Gene Weingarten

On this date in 1951, Pulitzer Prize-winning journalist Gene Norman Weingarten was born in New York City. He attended the Bronx High School of Science and New York University. At NYU he edited the daily student newspaper. He garnered his first cover story in 1972 while still in college when his reporting on gangs in the South Bronx was published in New York magazine.

After working as a journalist in Albany and Detroit, he was hired as the editor of the Miami Herald Sunday magazine Tropic. In Weingarten’s nine years as editor, Tropic was awarded two Pulitzer Prizes. In 1990 he went to work as a nationally syndicated humor columnist with the Washington Post.

Weingarten is the author of five books. His first, The Hypochondriac’s Guide to Life. And Death (1998) recounts his near-fatal bout of hepatitis C and his admitted hypochondria.

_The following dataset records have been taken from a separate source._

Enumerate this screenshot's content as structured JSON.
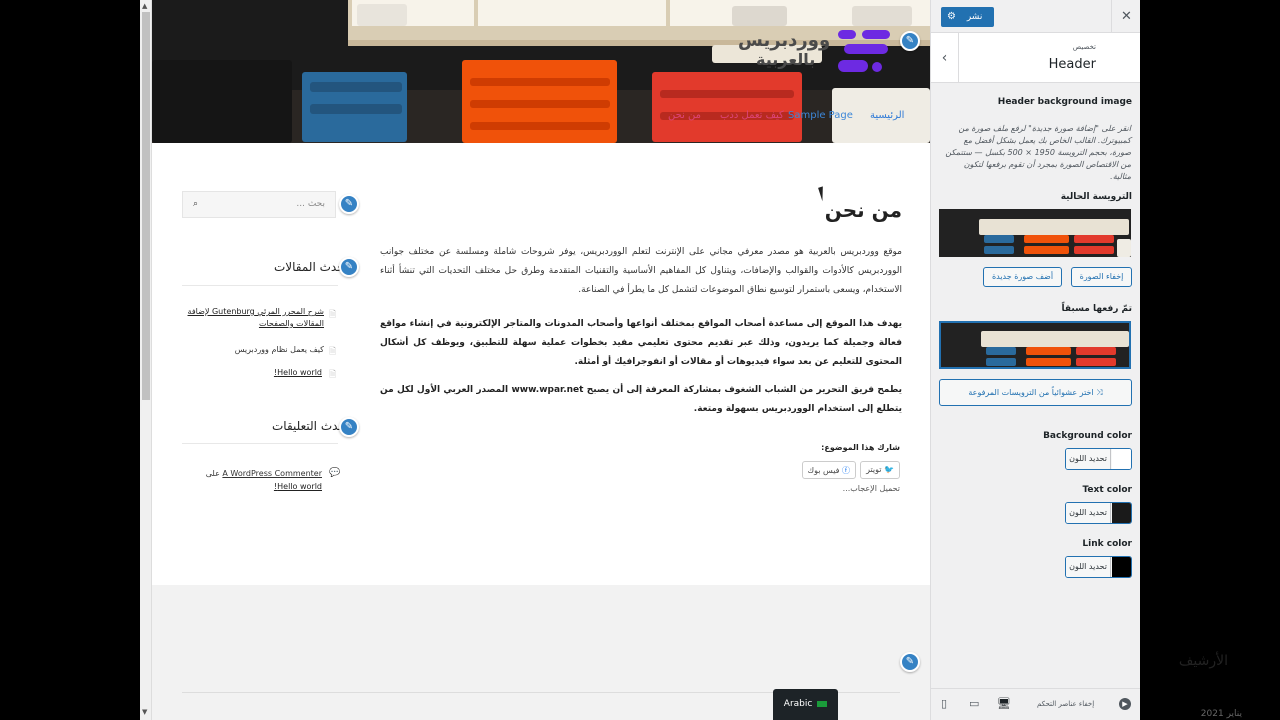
{
  "site": {
    "logo_text_line1": "ووردبريس",
    "logo_text_line2": "بالعربية",
    "nav": [
      "الرئيسية",
      "Sample Page",
      "كيف تعمل ددب",
      "من نحن"
    ]
  },
  "article": {
    "title": "من نحن",
    "paragraph1": "موقع ووردبريس بالعربية هو مصدر معرفي مجاني على الإنترنت لتعلم الووردبريس، يوفر شروحات شاملة ومسلسة عن مختلف جوانب الووردبريس كالأدوات والقوالب والإضافات، ويتناول كل المفاهيم الأساسية والتقنيات المتقدمة وطرق حل مختلف التحديات التي تنشأ أثناء الاستخدام، ويسعى باستمرار لتوسيع نطاق الموضوعات لتشمل كل ما يطرأ في الصناعة.",
    "paragraph2": "يهدف هذا الموقع إلى مساعدة أصحاب المواقع بمختلف أنواعها وأصحاب المدونات والمتاجر الإلكترونية في إنشاء مواقع فعالة وجميلة كما يريدون، وذلك عبر تقديم محتوى تعليمي مفيد بخطوات عملية سهلة للتطبيق، ويوظف كل أشكال المحتوى للتعليم عن بعد سواء فيديوهات أو مقالات أو انفوجرافيك أو أمثلة.",
    "paragraph3": "يطمح فريق التحرير من الشباب الشغوف بمشاركة المعرفة إلى أن يصبح www.wpar.net المصدر العربي الأول لكل من يتطلع إلى استخدام الووردبريس بسهولة ومتعة.",
    "share_label": "شارك هذا الموضوع:",
    "share_buttons": [
      "تويتر",
      "فيس بوك"
    ],
    "like_label": "تحميل الإعجاب..."
  },
  "sidebar": {
    "search_placeholder": "بحث ...",
    "recent_posts_title": "أحدث المقالات",
    "recent_posts": [
      "شرح المحرر المرئي Gutenburg لإضافة المقالات والصفحات",
      "كيف يعمل نظام ووردبريس",
      "Hello world!"
    ],
    "recent_comments_title": "أحدث التعليقات",
    "recent_comment_author": "A WordPress Commenter",
    "recent_comment_on": "على",
    "recent_comment_post": "Hello world!"
  },
  "archive": {
    "title": "الأرشيف",
    "date": "يناير 2021"
  },
  "language_switcher": {
    "label": "Arabic"
  },
  "customizer": {
    "publish_label": "نشر",
    "close_icon": "close-icon",
    "section_subtitle": "تخصيص",
    "section_title": "Header",
    "header_bg_label": "Header background image",
    "header_bg_desc": "انقر على \"إضافة صورة جديدة\" لرفع ملف صورة من كمبيوترك. القالب الخاص بك يعمل بشكل أفضل مع صورة، بحجم الترويسة 1950 × 500 بكسل — ستتمكن من الاقتصاص الصورة بمجرد أن تقوم برفعها لتكون مثالية.",
    "current_header_label": "الترويسة الحالية",
    "hide_image_button": "إخفاء الصورة",
    "add_image_button": "أضف صورة جديدة",
    "previously_uploaded_label": "تمّ رفعها مسبقاً",
    "randomize_button": "اختر عشوائياً من الترويسات المرفوعة",
    "background_color_label": "Background color",
    "text_color_label": "Text color",
    "link_color_label": "Link color",
    "select_color": "تحديد اللون",
    "colors": {
      "background": "#ffffff",
      "text": "#1a1a1a",
      "link": "#000000",
      "accent": "#2271b1",
      "logo": "#6d2ae2"
    },
    "collapse_label": "إخفاء عناصر التحكم"
  }
}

In 2004 he and feminist writer Gina Barreca wrote I’m With Stupid: One Man, One Woman — 10,000 Years Of Misunderstandings Between the Sexes Cleared Right Up. His next book, Old Dogs: Are the Best Dogs (2008), was a collaboration with photographer Michael Williamson.

Weingarten says he’s an atheist who doesn’t proselytize, which is the basis of Christianity. “It’s an essential problem with religion in that it is, by its nature, exclusionary.” In 2014 he published a children’s book, Me & Dog. It tells the story of a boy and his dog through a secular lens, countering massively popular books like Heaven Is for Real, a 2010 book later made into a movie that purportedly told a 3-year-old boy’s near-death story of his trip to heaven and back during appendicitis surgery. His father was a Nebraska pastor.

In 2010 Weingarten was awarded a Pulitzer for Feature Writing for “Fatal Distraction,” his story about parents who accidentally kill their children by forgetting them in cars. That same year he and his son Dan started publishing the syndicated comic strip “Barney & Clyde,” illustrated by David Clark. In 2014 he was awarded the National Society of Newspaper Columnists’ Ernie Pyle Lifetime Achievement Award.